I pipe the output to grep
to select lines containing a vertical bar and four digit numbers [[:digit:]]{4}
from the results of the awk
command:
Command:
awk -F"|" '{ print $4 }' cities.md | grep -Eo "[[:digit:]]{4}"
Output:
1624
1781
1780
1837
1881
1701
1718
1769
1856
1777
I first tested that the
awk
command selects the appropriate field by running it by itself:awk -F"|" '{ print $4 }' cities.md
.
Anchoring
As seen above, outside of bracket expressions and character classes, we use the caret ^
to mark the beginning of a line.
We can also use the $
to match the end of a line.
Using either (or both) is called anchoring.
Anchoring works in many places.
For example, to search all lines that start with capital D through L
Command:
grep "^| [D-L]" cities.md
Output:
| Los Angeles, CA | 3898747 | 1781 |
| Houston, TX | 2304580 | 1837 |
| Dallas, TX | 1288457 | 1856 |
To show how to anchor the end of a line, let's look at the operating-systems.csv file.
Command:
grep "1993$" operating-systems.csv
Output:
FreeBSD, BSD, 1993
Windows NT, Proprietary, 1993
We can use both anchors in our grep
commands.
The following searches for any lines starting with capital letters that range from C through F.
Then any lines ending with the numbers starting from 3 through 6.
The single dot stands for any character, and the asterisk stands for "the preceding character will zero or more times" (man grep
).
Command:
grep "^[C-F].*[3-6]$" operating-systems.csv
Output:
CP/M, Proprietary, 1974
FreeBSD, BSD, 1993
Repetition
If we want to use regular expressions to identify repetitive patterns, then we can use repetition operators.
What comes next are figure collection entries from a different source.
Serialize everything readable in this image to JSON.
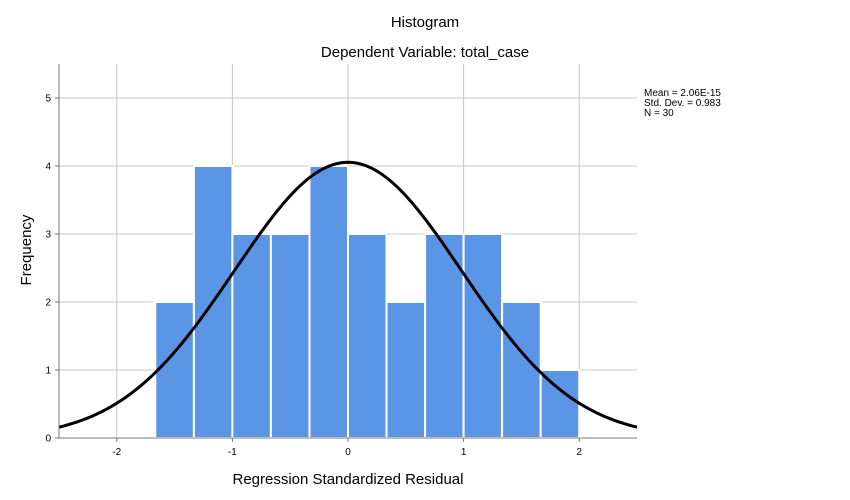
{
  "chart_data": {
    "type": "bar",
    "title": "Histogram",
    "subtitle": "Dependent Variable: total_case",
    "xlabel": "Regression Standardized Residual",
    "ylabel": "Frequency",
    "xlim": [
      -2.5,
      2.5
    ],
    "ylim": [
      0,
      5.5
    ],
    "x_ticks": [
      "-2",
      "-1",
      "0",
      "1",
      "2"
    ],
    "x_tick_values": [
      -2,
      -1,
      0,
      1,
      2
    ],
    "y_ticks": [
      "0",
      "1",
      "2",
      "3",
      "4",
      "5"
    ],
    "y_tick_values": [
      0,
      1,
      2,
      3,
      4,
      5
    ],
    "grid": true,
    "bin_width": 0.333,
    "bins": [
      {
        "start": -1.667,
        "end": -1.333,
        "value": 2
      },
      {
        "start": -1.333,
        "end": -1.0,
        "value": 4
      },
      {
        "start": -1.0,
        "end": -0.667,
        "value": 3
      },
      {
        "start": -0.667,
        "end": -0.333,
        "value": 3
      },
      {
        "start": -0.333,
        "end": 0.0,
        "value": 4
      },
      {
        "start": 0.0,
        "end": 0.333,
        "value": 3
      },
      {
        "start": 0.333,
        "end": 0.667,
        "value": 2
      },
      {
        "start": 0.667,
        "end": 1.0,
        "value": 3
      },
      {
        "start": 1.0,
        "end": 1.333,
        "value": 3
      },
      {
        "start": 1.333,
        "end": 1.667,
        "value": 2
      },
      {
        "start": 1.667,
        "end": 2.0,
        "value": 1
      }
    ],
    "normal_curve": {
      "mean": 0,
      "sd": 0.983,
      "n": 30
    },
    "stats_lines": [
      "Mean = 2.06E-15",
      "Std. Dev. = 0.983",
      "N = 30"
    ],
    "colors": {
      "bar": "#5b96e6",
      "bar_edge": "#ffffff",
      "curve": "#000000",
      "grid": "#c8c8c8",
      "axis": "#777777"
    }
  }
}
As we saw above, the most useful one is the *
asterisk.
But there are other options:
In come cases, we need to add the -E option
to extend grep
's regular expression functionality:
Here, the preceding item S is matched one or more times:
Command:
grep -E "S+" cities.md
Output:
| San Antonio, TX | 1451853 | 1718 |
| San Diego, CA | 1381611 | 1769 |
| San Jose, CA | 983489 | 1777 |
In the next search, the preceding item l is matched exactly 2 times:
Command:
grep -E "l{2}" cities.md
Output:
| Dallas, TX | 1288457 | 1856 |
Finally, in this example, the preceding item 7 is matched at least two times or at most three times:
Command:
grep -E "7{2,3}" cities.md
Output:
| San Jose, CA | 983489 | 1777 |
OR searches
We can use the vertical bar |
to do a Boolean OR search.
In a Boolean OR statement, the statement is True if either one part is true, the other part is true, or both are true.
In a search statement, this means that at least one part of the search is true.
The following will return lines for each city because they both appear in the file:
Command:
grep -E "San Antonio|Dallas" cities.md
Output:
| San Antonio, TX | 1451853 | 1718 |
| Dallas, TX | 1288457 | 1856 |
The following will match San Antonio even though Lexington does not appear in the file:
Command:
grep -E "San Antonio|Lexington" cities.md
Output:
| San Antonio, TX | 1451853 | 1718 |
Conclusion
We covered a lot in this section on grep
and regular expressions.
We specifically covered:
- multiword strings
- whole word searches and case sensitivity
- bracket expressions and character classes
- anchoring
- repetition
- Boolean OR searches
Even though we focused on grep
, many these regular expressions work across many programming languages.
See Regular-Expression.info for more in-depth lessons on regular expressions.